I can see where some of the things she does are done with love. I do the same with her, but we have trouble getting together.

Lately she has asked me how she can help...I am not really sure what the answer is to that.

My asking her to go with me was so maybe the counselor can give her some understanding and direction that I simply cannot.

Also I want to get some direction from the counselor where we are going with this so I have written a list of the things I feel are things that need addressed which are not being addressed.

She very readily agreed to go. and today we had a discussion of what we may be able to accomplish from this.

I have never had anything like that.

Trying to just roll with it being a good thing!!!!!!!!!!!!

Anyone else find it really really hard to ask for help?
 
I still have problems asking for help... and like you, always questioning myself if I was going to the wrong people, or I was just being whiney and trying to get attention...

At least here, as a general rule, people hear us and respond to exactly what is going on... here we are understood... and believed... and helped... so yes, it's hard to ask for help... and to some degree, its a good thing we seek our own answers, but now and then, we need feedback and suggestions from our peers... so , you are not alone.... it will get a little more comfortable when you see that people are listening....
 
Yes, I have a lot of things I need to regularly ask for help with, like for instance, getting a ride somewhere.
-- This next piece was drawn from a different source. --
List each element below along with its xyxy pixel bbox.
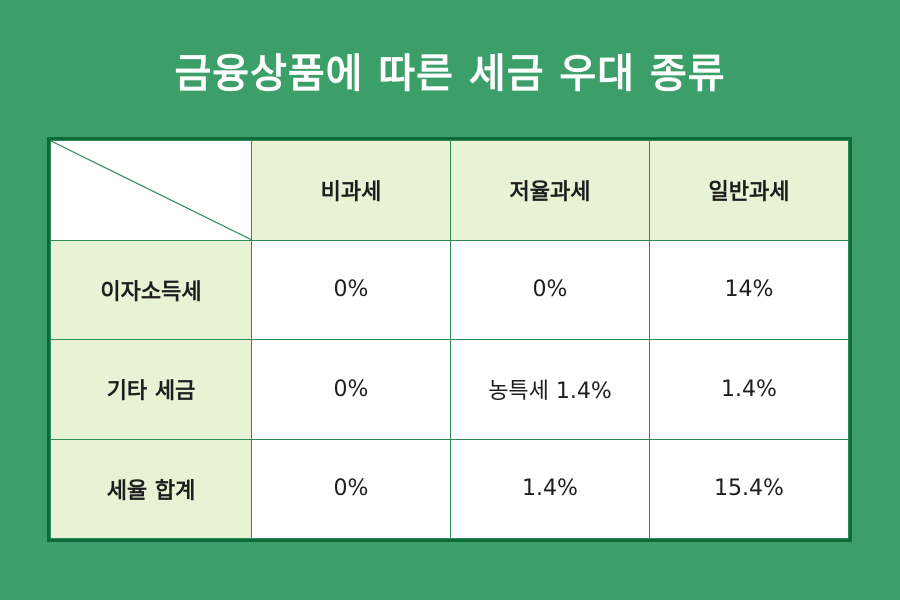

I can call Transit and reserve a ride and pay for it, when Transit is running, but they don't generally run before 9 AM, after 5PM or on weekends. So I end up calling a lot of folks and asking for rides now and then, really at least once a week, if not twice or three times. Sometimes it is SO hard to ask, to call, to beg, and like you say, get blown off sometimes too. In fact, even though the next person I call is not related to nor even knows about the last person who turned me down, it is so hard to call anyone after having been turned down by someone. I don't really understand why! Sometimes I just don't call anyone. I walk or just don't go, rather than risk being turned down again. I have all kinds of weather gear for this reason.
 
This for sure. Or added to that is being mis-understood.
nobody listens anyway, nobody hears you...so you quit asking.
And this
risk being f****d over or manipulated. For instance I won't tell anyone what my worst smell trigger is for fear of it being used against me somehow.
And no, not crazy. This can be very real, depending on who I am dealing with. It was a hard, hard lesson. My kids father continues to hit on what he knows are my 'weaknesses'.

Tell people too much and they can destroy you. It's no joke.
 
Thanks for all the replies. I used to ask too until I got turned down and turned away so much it now literally causes me physical pain to ask.

I have been turned away from so many agencies because I make a few dollars more than their limit so I am not qualified and yet with my income things are out of my reach. After so much of it, I find it plays on the I do not matter, am unimportant and not worthy .I do not believe that law of attraction stuff at all because I think those things have been taught to me..the unworthiness and such. I do believe I am worthy and deserving, but it just does not happen.

I live in govt. subsidized housing( the one thing I qualify for), and there are so many people here who are playing the system so much and they get away with it. I do not have the ability nor the desire to be like that, but it gets old when they live better than you so I just do not bother with any of them anymore. Sometimes I look at them and think how out of proportion my shame is because they feel not an ounce of shame. Oh well, keep my eyes on my own game.

Am glad my sister is going with me; however, I think of all the years she could have been there and was totally missing in action...try to remember that was then and this is now.

Just very very tired and my health is starting to reflect that.

Being too negative so will end for now.

still think I am worthy and deserving but it just does not happen for me.